St. Louis, Sept. 29, 2000 — Researchers have identified two proteins that help immune cells commit suicide. Defects in one of these proteins have been linked to lymphomas.

The findings are published in the Oct. 5 issue of Nature. Natalie A. Lissy, a graduate student in pathology at Washington University School of Medicine in St. Louis, is first author. Steven F. Dowdy, Ph.D., an assistant professor of pathology and Howard Hughes Medical Institute assistant investigator, directed the study.

Many cells are programmed to kill themselves after they complete their biological duties or become damaged. Those that fail to obey this command accumulate in the body. Because every cell has the potential to mutate into a cancerous cell, excess cells increase the probability of mutations. Mutations in immune cells called T cells are particularly dangerous instigators of cancer.

Previous studies show that a protein called p53 regulates cell death that is induced by DNA damage. By acting in this way, p53 suppresses tumor growth. "P53 proteins are the guardians of the genome," Dowdy explains. "They make sure there is no DNA damage in each cell. If there is, they command the cell to commit suicide."

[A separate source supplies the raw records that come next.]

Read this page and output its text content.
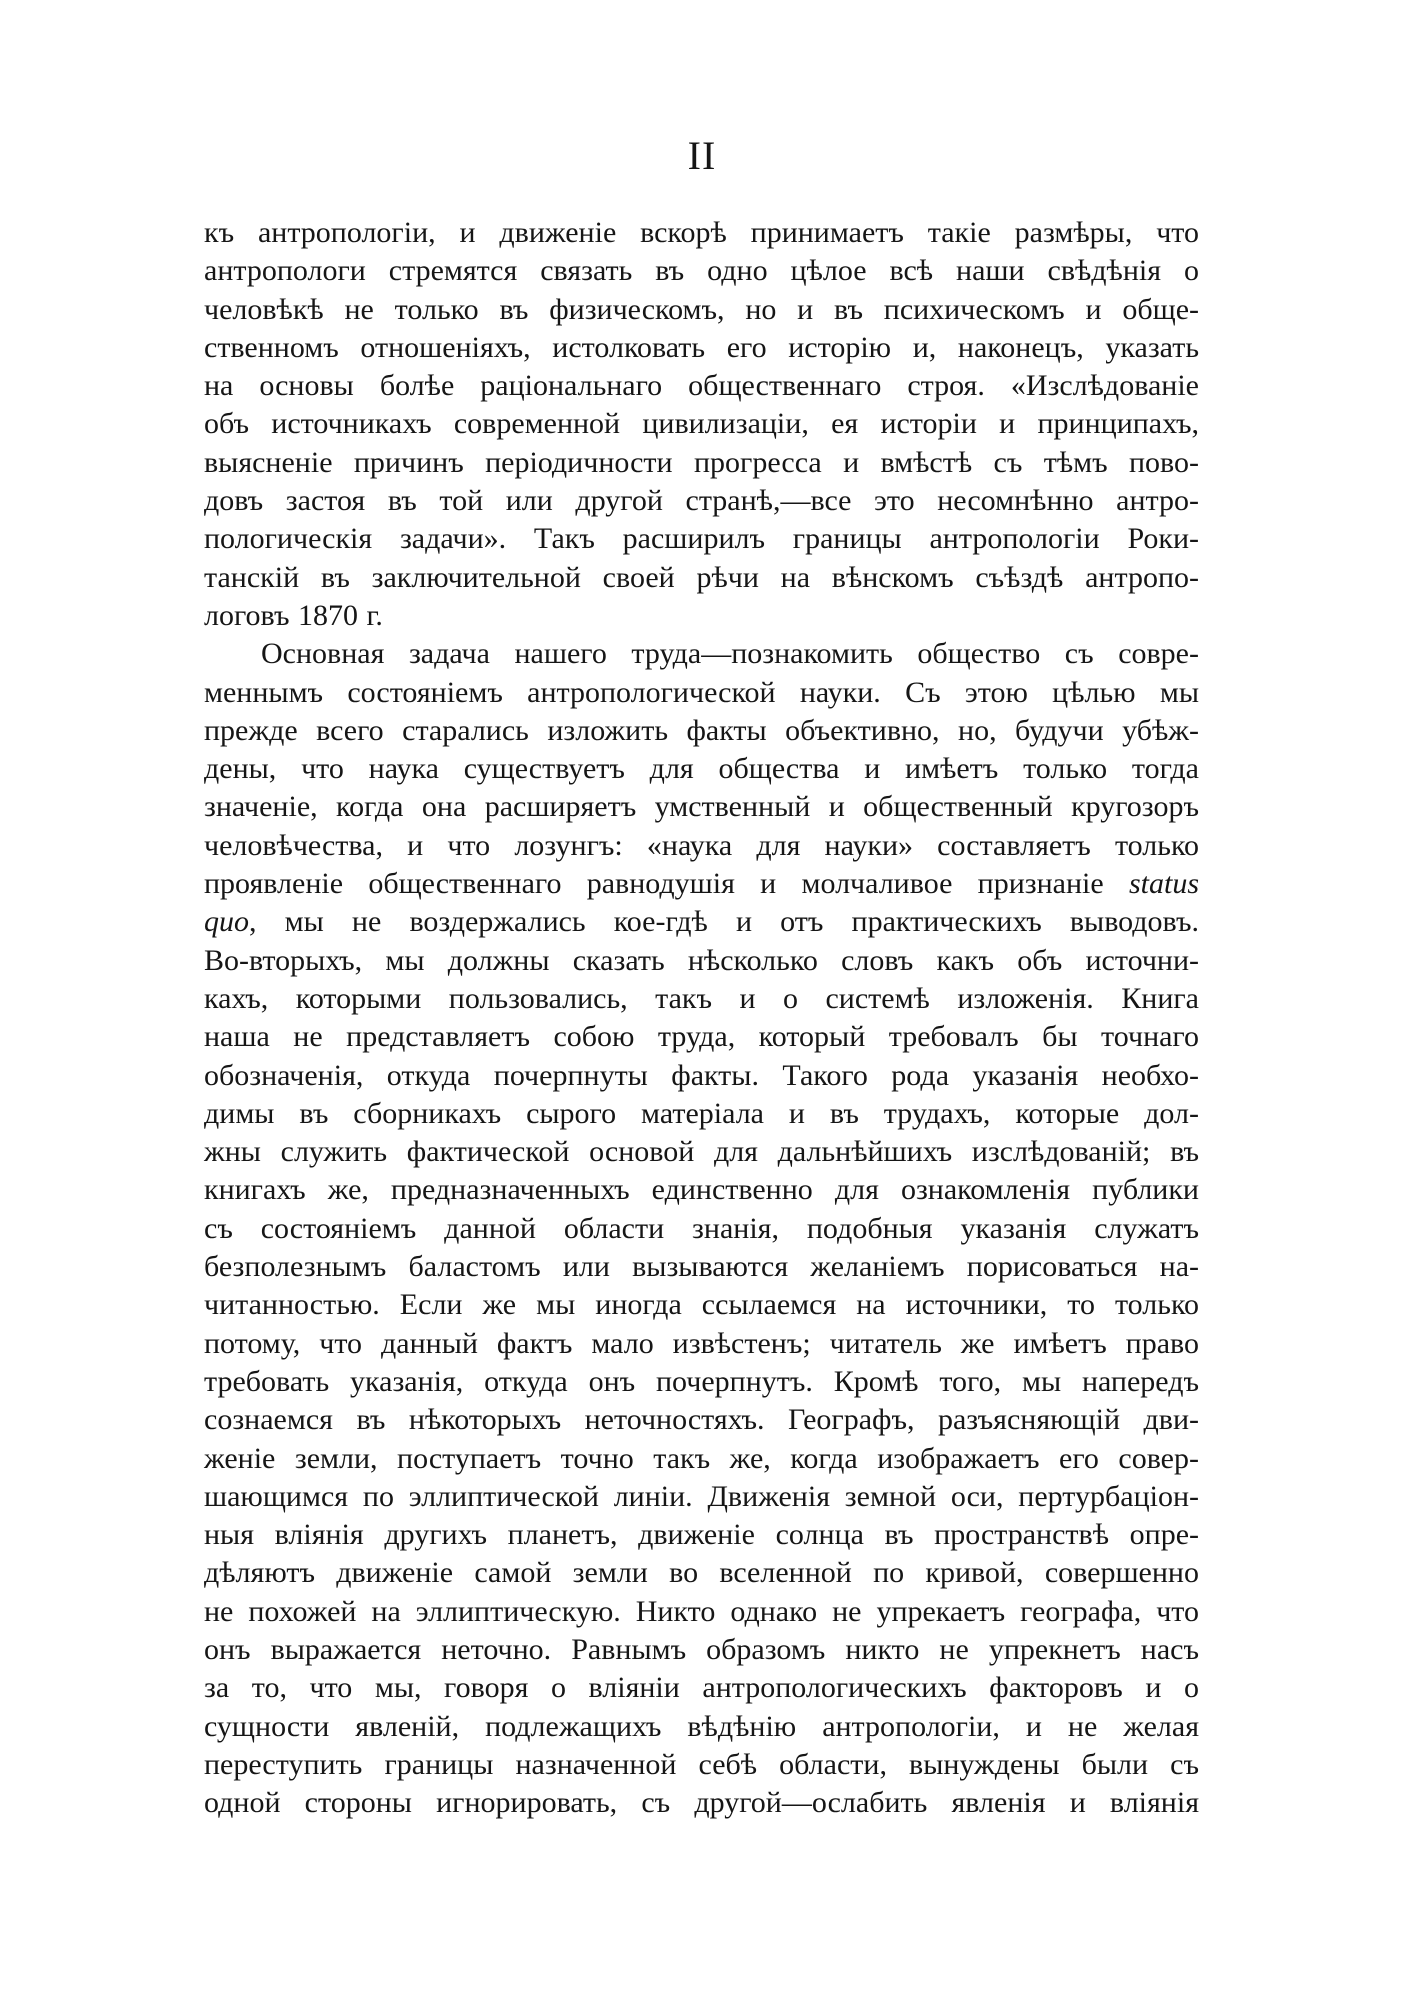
II
къ антропологіи, и движеніе вскорѣ принимаетъ такіе размѣры, что
антропологи стремятся связать въ одно цѣлое всѣ наши свѣдѣнія о
человѣкѣ не только въ физическомъ, но и въ психическомъ и обще-
ственномъ отношеніяхъ, истолковать его исторію и, наконецъ, указать
на основы болѣе раціональнаго общественнаго строя. «Изслѣдованіе
объ источникахъ современной цивилизаціи, ея исторіи и принципахъ,
выясненіе причинъ періодичности прогресса и вмѣстѣ съ тѣмъ пово-
довъ застоя въ той или другой странѣ,—все это несомнѣнно антро-
пологическія задачи». Такъ расширилъ границы антропологіи Роки-
танскій въ заключительной своей рѣчи на вѣнскомъ съѣздѣ антропо-
логовъ 1870 г.
Основная задача нашего труда—познакомить общество съ совре-
меннымъ состояніемъ антропологической науки. Съ этою цѣлью мы
прежде всего старались изложить факты объективно, но, будучи убѣж-
дены, что наука существуетъ для общества и имѣетъ только тогда
значеніе, когда она расширяетъ умственный и общественный кругозоръ
человѣчества, и что лозунгъ: «наука для науки» составляетъ только
проявленіе общественнаго равнодушія и молчаливое признаніе status
quo, мы не воздержались кое-гдѣ и отъ практическихъ выводовъ.
Во-вторыхъ, мы должны сказать нѣсколько словъ какъ объ источни-
кахъ, которыми пользовались, такъ и о системѣ изложенія. Книга
наша не представляетъ собою труда, который требовалъ бы точнаго
обозначенія, откуда почерпнуты факты. Такого рода указанія необхо-
димы въ сборникахъ сырого матеріала и въ трудахъ, которые дол-
жны служить фактической основой для дальнѣйшихъ изслѣдованій; въ
книгахъ же, предназначенныхъ единственно для ознакомленія публики
съ состояніемъ данной области знанія, подобныя указанія служатъ
безполезнымъ баластомъ или вызываются желаніемъ порисоваться на-
читанностью. Если же мы иногда ссылаемся на источники, то только
потому, что данный фактъ мало извѣстенъ; читатель же имѣетъ право
требовать указанія, откуда онъ почерпнутъ. Кромѣ того, мы напередъ
сознаемся въ нѣкоторыхъ неточностяхъ. Географъ, разъясняющій дви-
женіе земли, поступаетъ точно такъ же, когда изображаетъ его совер-
шающимся по эллиптической линіи. Движенія земной оси, пертурбаціон-
ныя вліянія другихъ планетъ, движеніе солнца въ пространствѣ опре-
дѣляютъ движеніе самой земли во вселенной по кривой, совершенно
не похожей на эллиптическую. Никто однако не упрекаетъ географа, что
онъ выражается неточно. Равнымъ образомъ никто не упрекнетъ насъ
за то, что мы, говоря о вліяніи антропологическихъ факторовъ и о
сущности явленій, подлежащихъ вѣдѣнію антропологіи, и не желая
переступить границы назначенной себѣ области, вынуждены были съ
одной стороны игнорировать, съ другой—ослабить явленія и вліянія
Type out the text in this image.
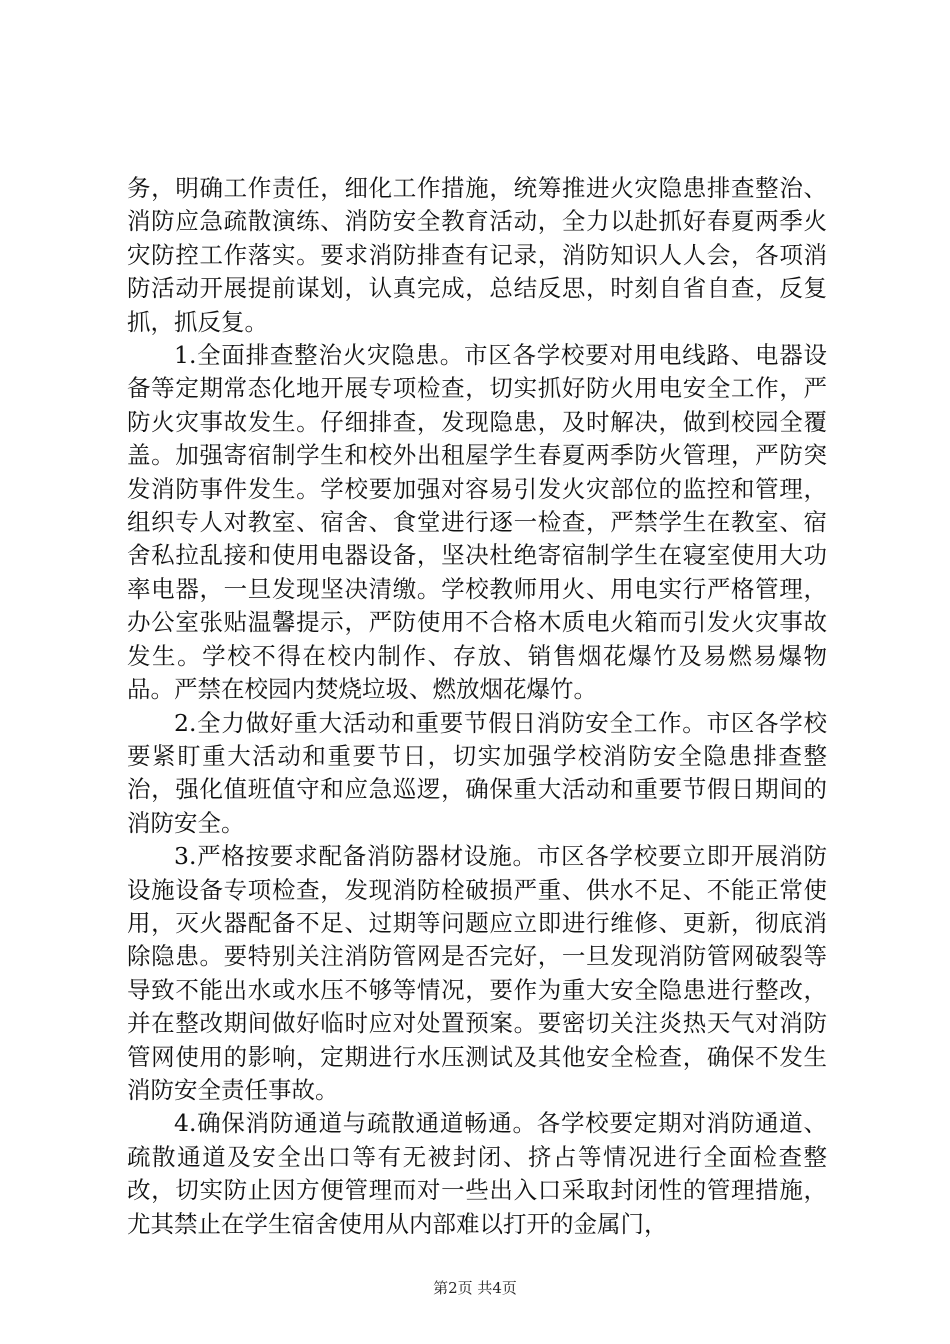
务，明确工作责任，细化工作措施，统筹推进火灾隐患排查整治、消防应急疏散演练、消防安全教育活动，全力以赴抓好春夏两季火灾防控工作落实。要求消防排查有记录，消防知识人人会，各项消防活动开展提前谋划，认真完成，总结反思，时刻自省自查，反复抓，抓反复。

1.全面排查整治火灾隐患。市区各学校要对用电线路、电器设备等定期常态化地开展专项检查，切实抓好防火用电安全工作，严防火灾事故发生。仔细排查，发现隐患，及时解决，做到校园全覆盖。加强寄宿制学生和校外出租屋学生春夏两季防火管理，严防突发消防事件发生。学校要加强对容易引发火灾部位的监控和管理，组织专人对教室、宿舍、食堂进行逐一检查，严禁学生在教室、宿舍私拉乱接和使用电器设备，坚决杜绝寄宿制学生在寝室使用大功率电器，一旦发现坚决清缴。学校教师用火、用电实行严格管理，办公室张贴温馨提示，严防使用不合格木质电火箱而引发火灾事故发生。学校不得在校内制作、存放、销售烟花爆竹及易燃易爆物品。严禁在校园内焚烧垃圾、燃放烟花爆竹。

2.全力做好重大活动和重要节假日消防安全工作。市区各学校要紧盯重大活动和重要节日，切实加强学校消防安全隐患排查整治，强化值班值守和应急巡逻，确保重大活动和重要节假日期间的消防安全。

3.严格按要求配备消防器材设施。市区各学校要立即开展消防设施设备专项检查，发现消防栓破损严重、供水不足、不能正常使用，灭火器配备不足、过期等问题应立即进行维修、更新，彻底消除隐患。要特别关注消防管网是否完好，一旦发现消防管网破裂等导致不能出水或水压不够等情况，要作为重大安全隐患进行整改，并在整改期间做好临时应对处置预案。要密切关注炎热天气对消防管网使用的影响，定期进行水压测试及其他安全检查，确保不发生消防安全责任事故。

4.确保消防通道与疏散通道畅通。各学校要定期对消防通道、疏散通道及安全出口等有无被封闭、挤占等情况进行全面检查整改，切实防止因方便管理而对一些出入口采取封闭性的管理措施，尤其禁止在学生宿舍使用从内部难以打开的金属门，

第2页 共4页
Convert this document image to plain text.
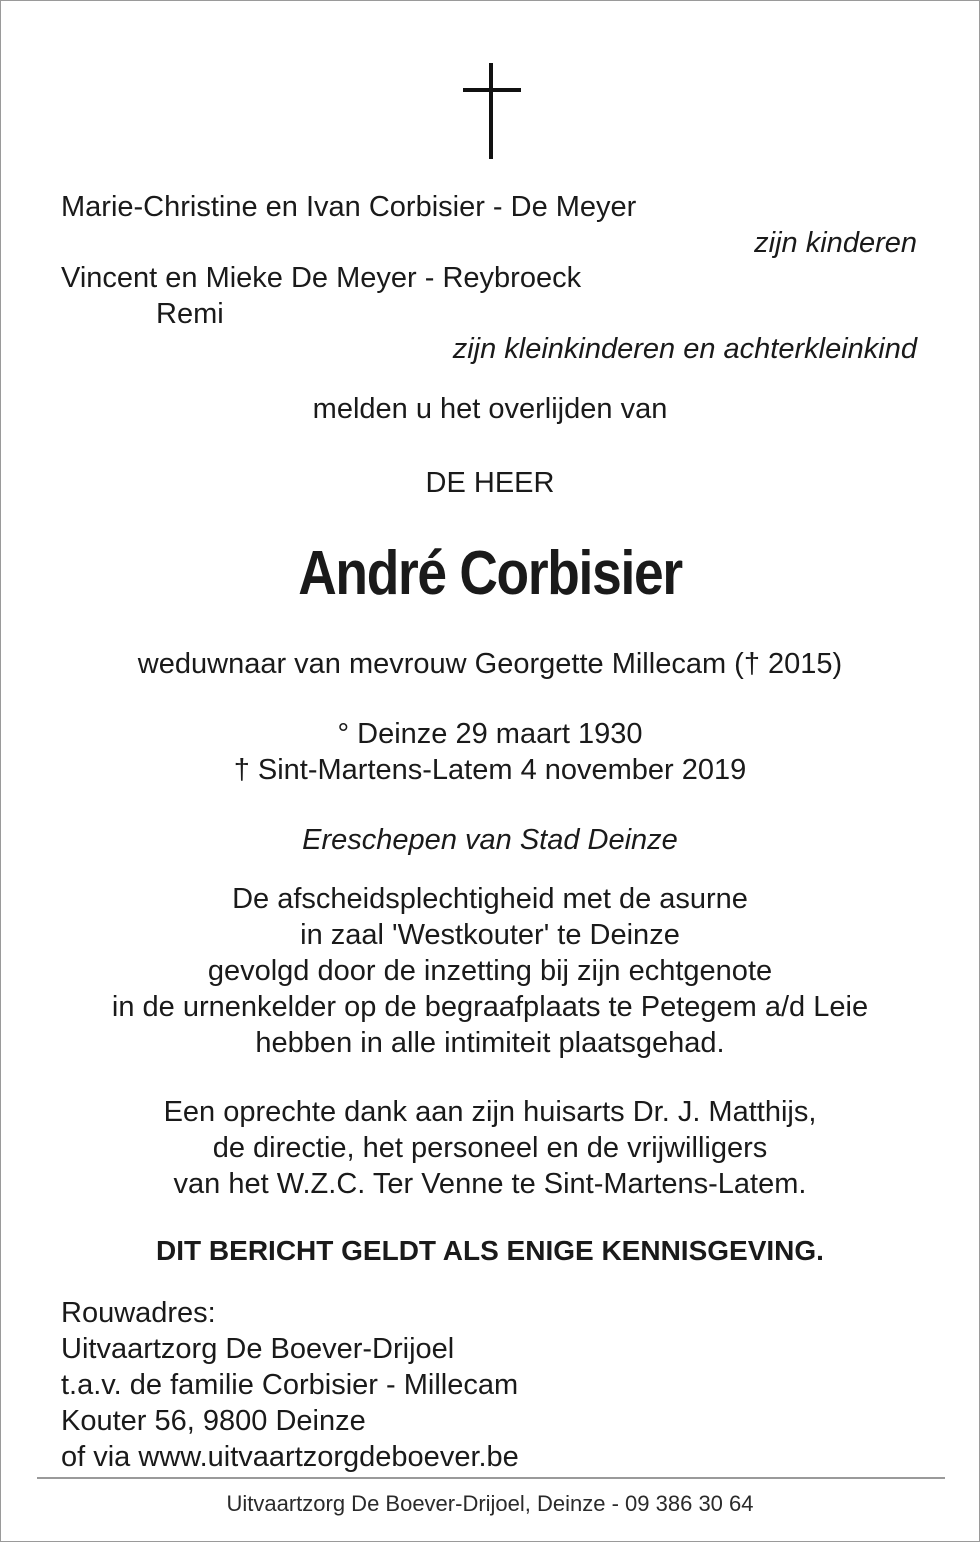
Marie-Christine en Ivan Corbisier - De Meyer
zijn kinderen
Vincent en Mieke De Meyer - Reybroeck
Remi
zijn kleinkinderen en achterkleinkind
melden u het overlijden van
DE HEER
André Corbisier
weduwnaar van mevrouw Georgette Millecam († 2015)
° Deinze 29 maart 1930
† Sint-Martens-Latem 4 november 2019
Ereschepen van Stad Deinze
De afscheidsplechtigheid met de asurne
in zaal 'Westkouter' te Deinze
gevolgd door de inzetting bij zijn echtgenote
in de urnenkelder op de begraafplaats te Petegem a/d Leie
hebben in alle intimiteit plaatsgehad.
Een oprechte dank aan zijn huisarts Dr. J. Matthijs,
de directie, het personeel en de vrijwilligers
van het W.Z.C. Ter Venne te Sint-Martens-Latem.
DIT BERICHT GELDT ALS ENIGE KENNISGEVING.
Rouwadres:
Uitvaartzorg De Boever-Drijoel
t.a.v. de familie Corbisier - Millecam
Kouter 56, 9800 Deinze
of via www.uitvaartzorgdeboever.be
Uitvaartzorg De Boever-Drijoel, Deinze - 09 386 30 64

Scientists believe that half of all cancers arise because the p53 gene becomes mutated. The resulting protein therefore fails to do its job, and fewer cells complete the suicide mission.

Dowdy and colleagues have determined that two other proteins play important roles in programmed cell death. They are p73, a relative of p53, and a protein called E2F1. Previous research has implicated both proteins, but the Washington University paper presents the first empirical evidence that the two are essential for the programmed death of T cells.

It was known that p73, though related to p53, fails to kill cells that contain damaged DNA. Researchers therefore set out to identify the independent pathway that enables p73 to regulate programmed T-cell death.

To inhibit E2F1 or p73, the team used a relatively new technique called TAT-mediated protein transduction, which Dowdy’s laboratory developed. It blocks the actions of specific proteins in almost 100 percent of cells under study and allows the cells to develop normally. In comparison, standard methods bombard cells with artificially high levels of protein blockers that get into about one-fifth of the cells.

Inactivating either E2F1 or p73 with the new technique stopped the programmed cell death of human and mouse T cells, even though p53 levels remained the same. The researchers therefore concluded that both E2F1 and p73 proteins are involved in regulating programmed cell death.

"There are still some basic-science questions to ask, but the general biology is in place," says Dowdy. "When a particular receptor is stimulated, it activates E2F1, which turns on the p73 protein. Then p73 activates the machinery that causes that cell to die."

Dowdy and colleagues plan to determine how this pathway operates. They believe the existence of a cell-death mechanism that does not involve p53 has important implications for cancer research and for understanding autoimmune diseases that result from abnormal T-cell death.

Lissy NA, Davis PK, Irwin M, Kaelin WG, Dowdy SF. A Common E2F1 and P73 Pathway Mediates Cell Death Induced By TCR Activation. Nature, Oct. 5, 2000. This work is supported by the Howard Hughes Medical Institute.